Question

Let $y_{1}=e^{-x} cosx, y_{2}=e^{-x} sinx$. Choose the correct statements out of the following:
A. the Wronskian determinant is zero
B. the Wronskian determinant is $e^{-2x}$}
C. $y_{1}$ and $y_{2}$ are linearly dependent}
D. $y_{1}$ and $y_{2}$ are linearly independent} Choose the correct answer from the options given below:

• A. A, C only
• B. A, D only
• C. B, C only
• D. B, D only

Hint:

For functions of the form $e^{\alpha x}\cos \beta x$ and $e^{\alpha x}\sin \beta x$, the Wronskian is always $\beta e^{2\alpha x}$. Here $\alpha = -1, \beta = 1$, so $W = 1 \cdot e^{-2x}$.

Answer 1

The Correct Option is D

Concept: The Wronskian $W(y_1, y_2)$ of two functions is used to determine linear independence. If $W \neq 0$ on an interval, the functions are linearly independent.

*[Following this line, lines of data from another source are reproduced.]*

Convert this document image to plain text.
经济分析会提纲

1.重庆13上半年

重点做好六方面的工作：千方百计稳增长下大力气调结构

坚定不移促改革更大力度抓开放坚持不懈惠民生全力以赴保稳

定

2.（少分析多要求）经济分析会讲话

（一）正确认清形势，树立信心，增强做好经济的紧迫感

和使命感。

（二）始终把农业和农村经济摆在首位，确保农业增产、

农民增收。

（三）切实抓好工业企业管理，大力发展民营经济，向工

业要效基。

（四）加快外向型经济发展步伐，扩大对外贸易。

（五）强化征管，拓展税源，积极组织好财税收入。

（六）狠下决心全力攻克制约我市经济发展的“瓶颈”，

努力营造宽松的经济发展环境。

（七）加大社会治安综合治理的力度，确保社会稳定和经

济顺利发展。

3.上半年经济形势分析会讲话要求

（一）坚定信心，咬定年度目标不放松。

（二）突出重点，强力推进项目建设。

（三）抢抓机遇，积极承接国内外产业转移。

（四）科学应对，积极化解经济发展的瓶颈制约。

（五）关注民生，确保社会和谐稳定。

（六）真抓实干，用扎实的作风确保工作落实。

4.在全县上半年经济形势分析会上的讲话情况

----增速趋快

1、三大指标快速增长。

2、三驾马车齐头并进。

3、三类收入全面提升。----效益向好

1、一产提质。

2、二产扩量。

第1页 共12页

Step 1: Find the derivatives.
$y_1 = e^{-x} \cos x \Rightarrow y_1' = -e^{-x} \cos x - e^{-x} \sin x = -e^{-x}(\cos x + \sin x)$ $y_2 = e^{-x} \sin x \Rightarrow y_2' = -e^{-x} \sin x + e^{-x} \cos x = e^{-x}(\cos x - \sin x)$

Step 2: Calculate the Wronskian.
$W = y_1 y_2' - y_2 y_1'$ $W = (e^{-x} \cos x)[e^{-x}(\cos x - \sin x)] - (e^{-x} \sin x)[-e^{-x}(\cos x + \sin x)]$ $W = e^{-2x}(\cos^2 x - \cos x \sin x) + e^{-2x}(\sin x \cos x + \sin^2 x)$ $W = e^{-2x}(\cos^2 x - \cos x \sin x + \sin x \cos x + \sin^2 x)$ $W = e^{-2x}(\cos^2 x + \sin^2 x) = e^{-2x}(1) = e^{-2x}$.

Step 3: Analyze linear independence.
Since $W = e^{-2x}$ is never zero for any real $x$, the functions $y_1$ and $y_2$ are Linearly Independent. Conclusion: Statements B and D are correct.